Ces dernières écritures sont donc recevables.

Au fond

La concurrence déloyale suppose l'existence d'une activité, directement ou indirectement, concurrente de la part de celui qui s'en plaint.

En l'espèce, la société Bucerep entend fonder ses demandes sur des travaux d'édition accomplis d'une part pour l'Association des maires de Tarn-et-Garonne et d'autre part pour le lycée Sainte- Marie Grand Lebrun à Bordeaux.

S'agissant d'une part de l'Association des maires de Tarn-et-Garonne, la société Bucerep fait valoir que tant M. Petit que la société Petit se sont présentés auprès des responsables de cet organisme et des annonceurs avec lesquels le premier avait été en rapport comme salarié de Bucerep, d'une manière telle qu'ils ont pu faire accroire par leurs interlocuteurs qu'ils avaient en définitive affaire à la même entreprise pour l'édition d'un produit similaire, la distinction entre L'annuaire des maires du département concerné mis en œuvre suivant contrat du 2 novembre 1995 par Bucerep et l'agenda édité sous l'égide de l'association susmentionnée par M. Petit et sa société n'étant pas, du fait notamment de la confusion entretenue par ces derniers, clairement perçue, y compris par les annonceurs démarchés pour payer des insertions publicitaires dans les ouvrages en question.

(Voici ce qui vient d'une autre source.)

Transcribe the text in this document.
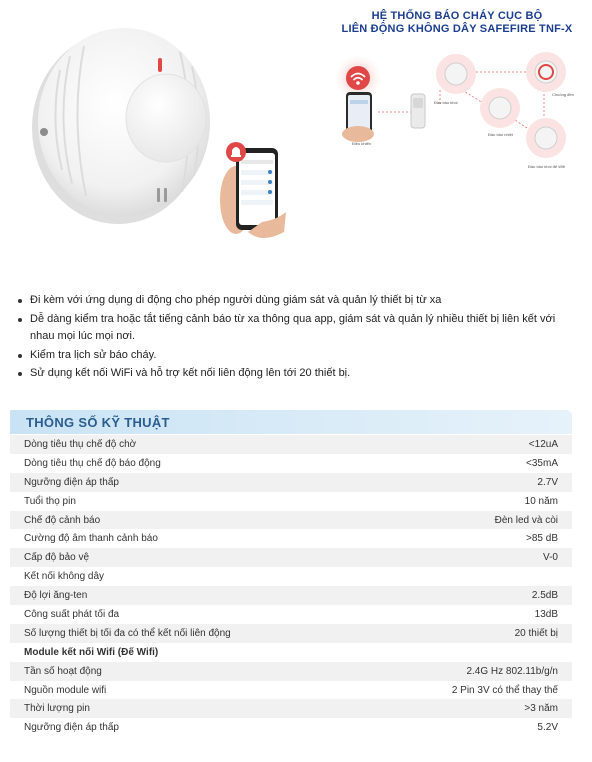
Điều khiển
Đầu báo khói
Đầu báo nhiệt
Chuông đèn
Đầu báo khói đế Wifi
HỆ THỐNG BÁO CHÁY CỤC BỘ
LIÊN ĐỘNG KHÔNG DÂY SAFEFIRE TNF-X
Đi kèm với ứng dụng di động cho phép người dùng giám sát và quản lý thiết bị từ xa
Dễ dàng kiểm tra hoặc tắt tiếng cảnh báo từ xa thông qua app, giám sát và quản lý nhiều thiết bị liên kết với nhau mọi lúc mọi nơi.
Kiểm tra lịch sử báo cháy.
Sử dụng kết nối WiFi và hỗ trợ kết nối liên động lên tới 20 thiết bị.
THÔNG SỐ KỸ THUẬT
Dòng tiêu thụ chế độ chờ	<12uA
Dòng tiêu thụ chế độ báo động	<35mA
Ngưỡng điện áp thấp	2.7V
Tuổi thọ pin	10 năm
Chế độ cảnh báo	Đèn led và còi
Cường độ âm thanh cảnh báo	>85 dB
Cấp độ bảo vệ	V-0
Kết nối không dây	
Độ lợi ăng-ten	2.5dB
Công suất phát tối đa	13dB
Số lượng thiết bị tối đa có thể kết nối liên động	20 thiết bị
Module kết nối Wifi (Đế Wifi)	
Tần số hoạt động	2.4G Hz 802.11b/g/n
Nguồn module wifi	2 Pin 3V có thể thay thế
Thời lượng pin	>3 năm
Ngưỡng điện áp thấp	5.2V
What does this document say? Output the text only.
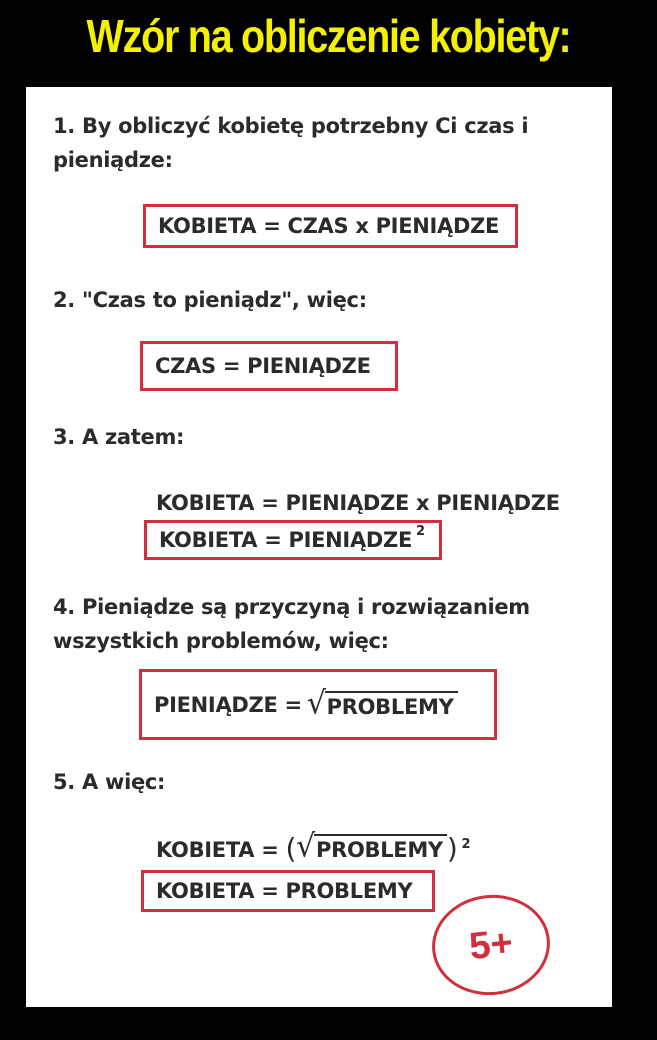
Wzór na obliczenie kobiety:
1. By obliczyć kobietę potrzebny Ci czas i pieniądze:
KOBIETA = CZAS x PIENIĄDZE
2. "Czas to pieniądz", więc:
CZAS = PIENIĄDZE
3. A zatem:
KOBIETA = PIENIĄDZE x PIENIĄDZE
KOBIETA = PIENIĄDZE 2
4. Pieniądze są przyczyną i rozwiązaniem wszystkich problemów, więc:
PIENIĄDZE = √PROBLEMY
5. A więc:
KOBIETA = (√PROBLEMY ) $^2$
KOBIETA = PROBLEMY
5+
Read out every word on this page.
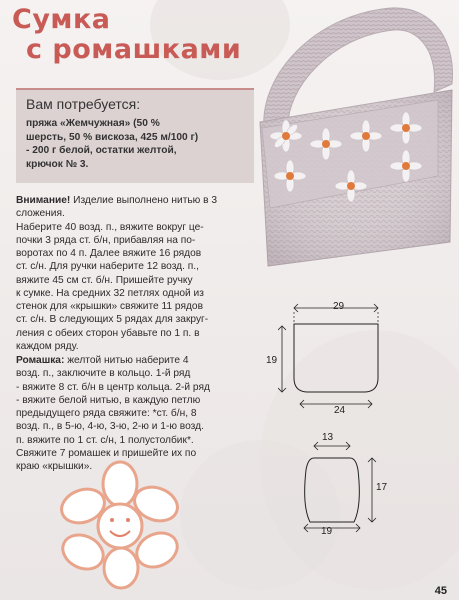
Сумка
с ромашками
Вам потребуется:

пряжа «Жемчужная» (50 %
шерсть, 50 % вискоза, 425 м/100 г)
- 200 г белой, остатки желтой,
крючок № 3.

Внимание! Изделие выполнено нитью в 3
сложения.
Наберите 40 возд. п., вяжите вокруг це-
почки 3 ряда ст. б/н, прибавляя на по-
воротах по 4 п. Далее вяжите 16 рядов
ст. с/н. Для ручки наберите 12 возд. п.,
вяжите 45 см ст. б/н. Пришейте ручку
к сумке. На средних 32 петлях одной из
стенок для «крышки» свяжите 11 рядов
ст. с/н. В следующих 5 рядах для закруг-
ления с обеих сторон убавьте по 1 п. в
каждом ряду.

Ромашка: желтой нитью наберите 4
возд. п., заключите в кольцо. 1-й ряд
- вяжите 8 ст. б/н в центр кольца. 2-й ряд
- вяжите белой нитью, в каждую петлю
предыдущего ряда свяжите: *ст. б/н, 8
возд. п., в 5-ю, 4-ю, 3-ю, 2-ю и 1-ю возд.
п. вяжите по 1 ст. с/н, 1 полустолбик*.
Свяжите 7 ромашек и пришейте их по
краю «крышки».

29
19
24
13
17
19
45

Cependant, l'examen des pièces communiquées et notamment des deux documents constituant, l'un l'index des élus et des municipalités de Tarn-et-Garonne 1996-97 édité par la société Bucerep, l'autre l'agenda 82 de l'Association des maires de Tarn-et-Garonne, édition 1998 dont la revendication par la société Petit n'est pas en doute, fait apparaître qu'en dehors du parrainage de cette association, il n'existe aucune similitude entre eux, faute d'objet et de finalité qui soient identiques, la présentation graphique et le formatage étant différent sans que l'utilisation commune du symbole de la "Marianne" - banale pour ce genre de publication - soit significative, de sorte qu'il ne peut être considéré comme fautif de la part de M. Petit comme ancien salarié de la société Bucerep, non tenu à une clause de non-concurrence, même s'il avait dans le cadre de cette collaboration pris une part certaine à la négociation de la convention ayant abouti à la réalisation du premier de ces documents, d'avoir ensuite contacté, pour lui ou pour te compte de la société Petit, l'association des maires en lui proposant le second document précisément, aucun des éléments versés aux débats ne permet de retenir qu'ait existé chez ce commanditaire une confusion tant sur l'identité de l'éditeur que sur l'objet de la convention passée et, pareillement, le parasitisme allégué par la société Bucerep n'est pas davantage caractérisé.

Pas plus la société Bucerep n'est elle en mesure d'établir l'existence de la confusion alléguée auprès des annonceurs dans des conditions dommageables pour elle: en effet, si certains de ces derniers manifestent dans les correspondances versées au dossier qu'une relative ambiguïté à pu entourer la présentation du support pour lequel leur concours était sollicité-ainsi pour M. Terrazzoni, architecte ou I'ADAPEI de Tarn-et-Garonne - il résulte des pièces produites que les faits ont été rétablis en toute transparence soit par la société Bucerep, soit par M. Petit lui-même et sa société de sorte qu'une possible confusion à cet égard - au demeurant momentanée - est sans portée pour la solution du présent litigealors qu'à l'évidence l'identité du commanditaire était le seul élément déterminant pour les annonceurs.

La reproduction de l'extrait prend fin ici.